I've never been a person who "dieted". It was always an evil word and an evil philosophy to me - starve yourself to fit into a certain size? No thanks, I'd rather have a cheeseburger. I abhorred the idea of being one of those girls who ate salads at every meal - I like salads, but they are the first course or the side dish that complements the REAL meal.
(Yes, yes, here comes the disclaimer - I've been tall and rather thin most of my life. Yes, I have nothing to complain about because I'm still within my BMI. But this is a blog, not an article on eating disorders in the Post, so I'm going to keep going.)
Until lately, that is. I have since become a quasi-dieter. I signed up for Weight Watchers a few weeks ago, to help lose some of the weight I gained with Belle and Baz. It's a good program, stressing small portions, lots of veggies and fruit and water, and they have lots of resources. I have been doing well - lost 7lbs. since June 21st. I've also been ramping up the exercise.
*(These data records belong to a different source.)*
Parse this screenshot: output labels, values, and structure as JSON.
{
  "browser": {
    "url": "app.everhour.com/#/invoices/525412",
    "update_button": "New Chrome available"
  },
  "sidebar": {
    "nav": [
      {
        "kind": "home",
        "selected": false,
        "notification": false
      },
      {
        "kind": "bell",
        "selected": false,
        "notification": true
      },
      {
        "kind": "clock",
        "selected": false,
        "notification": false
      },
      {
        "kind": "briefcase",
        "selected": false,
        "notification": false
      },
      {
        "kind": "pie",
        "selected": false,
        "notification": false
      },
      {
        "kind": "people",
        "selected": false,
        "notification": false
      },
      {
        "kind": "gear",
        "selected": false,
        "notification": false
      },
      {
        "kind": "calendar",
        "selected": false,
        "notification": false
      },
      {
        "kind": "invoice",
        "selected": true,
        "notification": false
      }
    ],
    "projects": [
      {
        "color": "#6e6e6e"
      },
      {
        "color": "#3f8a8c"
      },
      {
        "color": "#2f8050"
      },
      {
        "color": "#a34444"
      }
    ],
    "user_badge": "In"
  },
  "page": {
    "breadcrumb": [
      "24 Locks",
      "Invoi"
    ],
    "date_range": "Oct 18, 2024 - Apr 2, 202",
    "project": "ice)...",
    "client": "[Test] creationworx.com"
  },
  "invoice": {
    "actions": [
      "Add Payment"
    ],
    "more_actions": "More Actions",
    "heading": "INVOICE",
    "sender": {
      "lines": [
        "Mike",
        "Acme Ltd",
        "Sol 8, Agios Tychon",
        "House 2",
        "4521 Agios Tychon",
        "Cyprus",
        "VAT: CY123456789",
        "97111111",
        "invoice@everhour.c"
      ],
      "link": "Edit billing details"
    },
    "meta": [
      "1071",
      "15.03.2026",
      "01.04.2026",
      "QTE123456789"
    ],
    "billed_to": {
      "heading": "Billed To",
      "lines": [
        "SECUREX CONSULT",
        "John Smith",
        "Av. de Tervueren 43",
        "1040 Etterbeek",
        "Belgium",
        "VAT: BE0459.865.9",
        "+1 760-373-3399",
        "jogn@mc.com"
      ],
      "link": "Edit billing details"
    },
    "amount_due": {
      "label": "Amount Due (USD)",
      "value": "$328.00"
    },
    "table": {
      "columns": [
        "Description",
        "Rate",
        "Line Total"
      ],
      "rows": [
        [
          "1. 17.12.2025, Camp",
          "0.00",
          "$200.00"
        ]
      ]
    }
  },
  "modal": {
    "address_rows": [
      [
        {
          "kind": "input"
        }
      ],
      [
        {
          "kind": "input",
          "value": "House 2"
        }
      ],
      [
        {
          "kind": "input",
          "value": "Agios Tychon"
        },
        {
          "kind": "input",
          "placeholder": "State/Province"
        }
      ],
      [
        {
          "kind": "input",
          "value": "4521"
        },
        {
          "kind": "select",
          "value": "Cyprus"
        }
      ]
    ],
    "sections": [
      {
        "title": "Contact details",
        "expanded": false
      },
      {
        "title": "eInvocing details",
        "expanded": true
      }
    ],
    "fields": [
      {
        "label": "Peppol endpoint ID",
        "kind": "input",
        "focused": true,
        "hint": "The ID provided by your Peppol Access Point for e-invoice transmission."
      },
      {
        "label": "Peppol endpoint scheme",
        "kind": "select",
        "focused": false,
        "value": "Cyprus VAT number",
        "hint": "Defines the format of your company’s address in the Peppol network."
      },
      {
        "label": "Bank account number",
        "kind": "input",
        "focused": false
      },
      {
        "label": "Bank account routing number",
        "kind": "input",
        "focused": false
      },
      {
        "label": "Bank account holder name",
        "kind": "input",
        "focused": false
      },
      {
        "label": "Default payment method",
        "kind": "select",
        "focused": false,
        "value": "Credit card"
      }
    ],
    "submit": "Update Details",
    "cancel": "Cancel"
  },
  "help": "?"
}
But the lazy person inside of me, who doesn't care if I get tired walking up stairs or if I have a huge bowl of ice cream before bed is annoyed with me. She reasons with me when I'm at my most vulnerable - early afternoon and after the kids are asleep. "Hey," she whispers. "There is ice cream in the freezer in the basement. It would taste SO good right now, while you're sitting in bed, watching True Blood. It would just be a little treat." Or driving around with the kids, running errands and driving past a favorite restaurant like California Tortilla or Red Robin and just not wanting to go home and make myself a healthy turkey sandwich with the awesome pears we just got at the store and a glass of milk. It's good, I love it, but somehow, it's just not as satisfying.
I'm all for healthy body image - losing 10-20lbs is not a life-and-death thing for me. I'll be ok if I'm this weight for the rest of my life, if I can at least control the landslide. :) It's also awesome to have a goal, like not having my child pull up my shirt, poke me in the belly and say, giggling, "Your tummy is squishy, Mommy," or to worry about whether or not I'm mooning the neighbors at our pool when I climb out after swimming with the family. It's frustrating that I'm so weak. Damn this human fallibility.